The first day starts with a series of presentations from the secretaries of the DCO steering team. Most of the talk are about how they are managing their data and the ratianale behind the scene. As I am with the background of computer science and we had seen lots of paradigms in managing dataset, and their approaches are nothing new to us. However, it is still interesting to see that a great proportion of the audiences are still impressed by these ways of doing science. I would say part of the purpose of this workshop is to persuade the domain scientist to use the information platform instead of being satisfied with their current working style. Among the big shot’s presentations, Kerstin Lehnert presented their work for geo-chemical data management platform which is one of the most widely used ones. They also brand a glocal identifier, which is IGSN, to give every data sample a uniquely dereferencable address. In this sense, what they have done is much similar to our goal, however in a slightly different domain. I guess part of the reason of this talk is just to send domain scientists a signal that what we have done for the DCO will be significant in terms of improving productivity in the realm of deep carbon observatory.
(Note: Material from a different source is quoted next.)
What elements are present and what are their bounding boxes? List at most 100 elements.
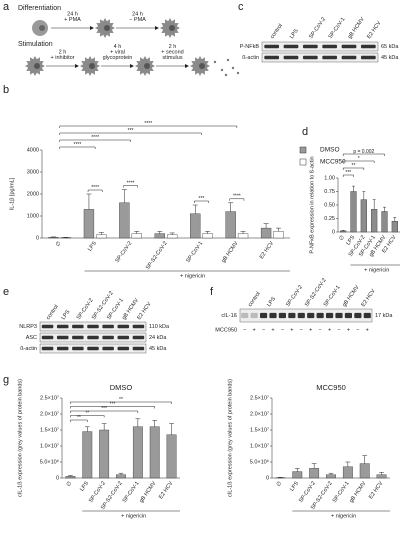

The group discussion is the most interesting part. I was assigned to the deep energy and deep life group and the domain scientist are really trying to challenging us with all sorts of requirements. Some of the requirements are easy to handle, while others are more like asking for a google, facebook and amazon for their domain of research. They simply want to find their dataset for research through intuitive query, publish their new findings to their peers and get useful dataset updated recommended by the system if there is ever something that satisfy their requirements according to their lookup history. Definitely, these are all good suggestions. But the first step is still to have people upload some dataset over there. Han and I try to explain to them this preliminary requirements, and demoed a dataset upload to them. Suddenly, they realized that it is not difficult at all, plus there are a lot of fun in branding themselves in some place that is also very visible in their research community.
The second day is really nervous to me. As we would have a numbers of new users coming to our DCO-VIVO platform and hang around. Most of the part are working fine, however we did have some quick fix in order to make the website function properly. Currently, we didn’t really have much active users outside data science team, however the demo day is a good starter, which give us a chance to help our potential users to contribute to the network by uploading some of their research thesis or dataset.
Even though the VIVO platform is the state-of-arts for semantic social network, it doesn’t mean that the user interface is optimally customized for different group of users. There are still lot of work to be done in order to attract more users, especially the user interface. That’s why we are still working on customizing for the DCO. Let’s keep shipping!